Slow Version — O(n^2)

Go:

func twoSum(nums []int, target int) (int, int) {
    for i := 0; i < len(nums); i++ {
        for j := i + 1; j < len(nums); j++ {
            if nums[i]+nums[j] == target {
                return i, j
            }
        }
    }
    return -1, -1
}

Java:

public static int[] twoSum(int[] nums, int target) {
    for (int i = 0; i < nums.length; i++) {
        for (int j = i + 1; j < nums.length; j++) {
            if (nums[i] + nums[j] == target) {
                return new int[]{i, j};
            }
        }
    }
    return new int[]{-1, -1};
}

Python:

def two_sum(nums, target):
    for i in range(len(nums)):
        for j in range(i + 1, len(nums)):
            if nums[i] + nums[j] == target:
                return [i, j]
    return [-1, -1]

Optimized Version — O(n)

Go:

func twoSum(nums []int, target int) (int, int) {
    seen := make(map[int]int) // value -> index
    for i, num := range nums {
        complement := target - num
        if j, exists := seen[complement]; exists {
            return j, i
        }
        seen[num] = i
    }
    return -1, -1
}

Java:

public static int[] twoSum(int[] nums, int target) {
    Map<Integer, Integer> seen = new HashMap<>(); // value -> index
    for (int i = 0; i < nums.length; i++) {
        int complement = target - nums[i];
        if (seen.containsKey(complement)) {
            return new int[]{seen.get(complement), i};
        }
        seen.put(nums[i], i);
    }
    return new int[]{-1, -1};
}

Python:

def two_sum(nums, target):
    seen = {}  # value -> index
    for i, num in enumerate(nums):
        complement = target - num
        if complement in seen:
            return [seen[complement], i]
        seen[num] = i
    return [-1, -1]

Analysis

Version Time Space
Slow (brute force) O(n^2) O(1)
Optimized (hash map) O(n) O(n)

Key insight: For each number, we need to check if target - number exists. A hash map answers that in O(1). We build it as we go, so we only need one pass.

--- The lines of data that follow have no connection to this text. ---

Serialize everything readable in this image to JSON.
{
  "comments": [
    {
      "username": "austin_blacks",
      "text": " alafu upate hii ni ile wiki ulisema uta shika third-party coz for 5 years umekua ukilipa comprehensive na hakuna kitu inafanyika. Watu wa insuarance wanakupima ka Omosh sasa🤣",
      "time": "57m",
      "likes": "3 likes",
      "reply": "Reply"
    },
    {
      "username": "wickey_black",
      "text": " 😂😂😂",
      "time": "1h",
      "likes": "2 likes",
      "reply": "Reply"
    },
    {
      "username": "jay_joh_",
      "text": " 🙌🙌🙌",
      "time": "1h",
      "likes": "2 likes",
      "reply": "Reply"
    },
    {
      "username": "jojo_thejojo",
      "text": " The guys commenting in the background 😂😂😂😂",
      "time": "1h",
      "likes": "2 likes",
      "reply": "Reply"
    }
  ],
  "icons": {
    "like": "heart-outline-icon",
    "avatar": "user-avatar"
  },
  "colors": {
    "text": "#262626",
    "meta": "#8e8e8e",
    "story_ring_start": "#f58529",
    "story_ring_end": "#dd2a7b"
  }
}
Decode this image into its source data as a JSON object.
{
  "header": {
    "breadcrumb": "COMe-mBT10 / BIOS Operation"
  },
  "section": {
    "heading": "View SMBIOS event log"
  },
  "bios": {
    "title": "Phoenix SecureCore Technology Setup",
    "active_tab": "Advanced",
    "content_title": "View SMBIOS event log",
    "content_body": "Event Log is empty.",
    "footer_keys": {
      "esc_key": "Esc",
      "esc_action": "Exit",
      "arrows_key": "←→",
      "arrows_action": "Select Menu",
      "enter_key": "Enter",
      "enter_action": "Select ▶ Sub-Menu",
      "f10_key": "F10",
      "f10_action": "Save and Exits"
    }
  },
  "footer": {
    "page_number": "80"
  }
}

Summary of Optimization Patterns

Pattern From To Key Data Structure
Membership check O(n) list scan O(1) lookup Hash Set
Duplicate detection O(n^2) nested loop O(n) single pass Hash Set
String building O(n^2) concat O(n) join/builder StringBuilder / List
Insert at front O(n) array shift O(1) prepend Linked List / Deque
Find min/max O(n log n) sort O(n) single pass Two variables
Frequency count O(n^2) nested scan O(n) single pass Hash Map
Queue dequeue O(n) array shift O(1) popleft Deque / Circular Buffer
Check sorted O(n log n) sort+compare O(n) pairwise check Adjacent comparison
Sparse graph O(V^2) matrix O(V+E) list Adjacency List
Fibonacci O(2^n) recursion O(n) DP Two variables
Pair finding O(n^2) brute force O(n) complement lookup Hash Map

The Universal Optimization Principle

When you see O(n^2) caused by repeated searching, the fix is almost always a hash table.

Hash tables convert O(n) lookups into O(1) lookups. Trading O(n) space for an order-of-magnitude time improvement is nearly always the right choice.


Tip: Before optimizing, always measure. Use benchmarks (see tasks.md) to confirm the bottleneck and verify the improvement.